I’ve decided on this as my first:
The Coming American
By Sam Walter Foss
    Bring me men to match my mountains;
    Bring me men to match my plains, --
    Men with empires in their purpose,
    And new eras in their brains.
    Bring me men to match my prairies,
    Men to match my inland seas,
    Men whose thought shall pave a highway
    Up to ampler destinies;
    Pioneers to clear Thought's marshlands,
    And to cleanse old Error's fen;
    Bring me men to match my mountains --
    Bring me men!

    Bring me men to match my forests,
    Strong to fight the storm and blast,
    Branching toward the skyey future,
    Rooted in the fertile past.
    Bring me men to match my valleys,
    Tolerant of sun and snow,
    Men within whose fruitful purpose
    Time's consummate blooms shall grow.
    Men to tame the tigerish instincts
    Of the lair and cave and den,
    Cleans the dragon slime of Nature --
    Bring me men!
    Bring me men to match my rivers,
    Continent cleavers, flowing free,
    Drawn by the eternal madness
    To be mingled with the sea;
    Men of oceanic impulse,
    Men whose moral currents sweep
    Toward the wide-enfolding ocean
    Of an undiscovered deep;
    Men who feel the strong pulsation
    Of the Central Sea, and then
    Time their currents to its earth throb --
    Bring me men!


What do you think?  When is the last time you memorized a poem?  Is it about time to do it again?

Comments

Jenn Casey said…
That's interesting you posted this now. Morgan and I were just talking about this, and memorizing together, some old nursery rhymes ("Mary, Mary quite contrary" and "Humpty Dumpty").

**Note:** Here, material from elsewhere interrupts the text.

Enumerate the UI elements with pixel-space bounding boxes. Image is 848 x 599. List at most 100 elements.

The last poem I really tried to memorize...hmmmmm...I think it was Sonnet 43 "How do I love thee?" by Elizabeth Barrett Browning, and that was years ago. I love having poems and other swaths of literature waiting around in my head. I like this poem you put up, so I might do that next. Maybe we can make a family project out of it!

The best poem I ever memorized (and it lives on in my brains), hands down: "Kublai Khan" by Coleridge. :o)
Lynne said…
Ooh. That's a good idea (family project). I think we'll do that too. We have plenty of books of poetry to choose from. I'm going to give them each a book and a month. I'll report back on what was recited and how everyone did.
Kendall J said…
The last poem I memorized was at OCON last week for my Poetry class. Lisa VanDamme actually has that as her last step in an 8 step process (developed by Peikoff) for getting more enjoyment out of poetry. Guess which one... :)

K -
Lynne said…
I know! I know! But isn't that cheating since you'd probably already memorized most of it?

Between the recommendations from you and Amy, you can bet I'll be getting the class on CD when it comes out.
Cheryl said…
Whose woods these are I think I know, his house is in the village though. .

I could go on. . . fifth grade, annoyed that I had to do it but still remember Robert Frost. A wonderful exercise.
Lynne said…
I just memorized that in chorus this year as a mash-up with The Road Not Taken. Both parts were way out of my range and that has made all the difference.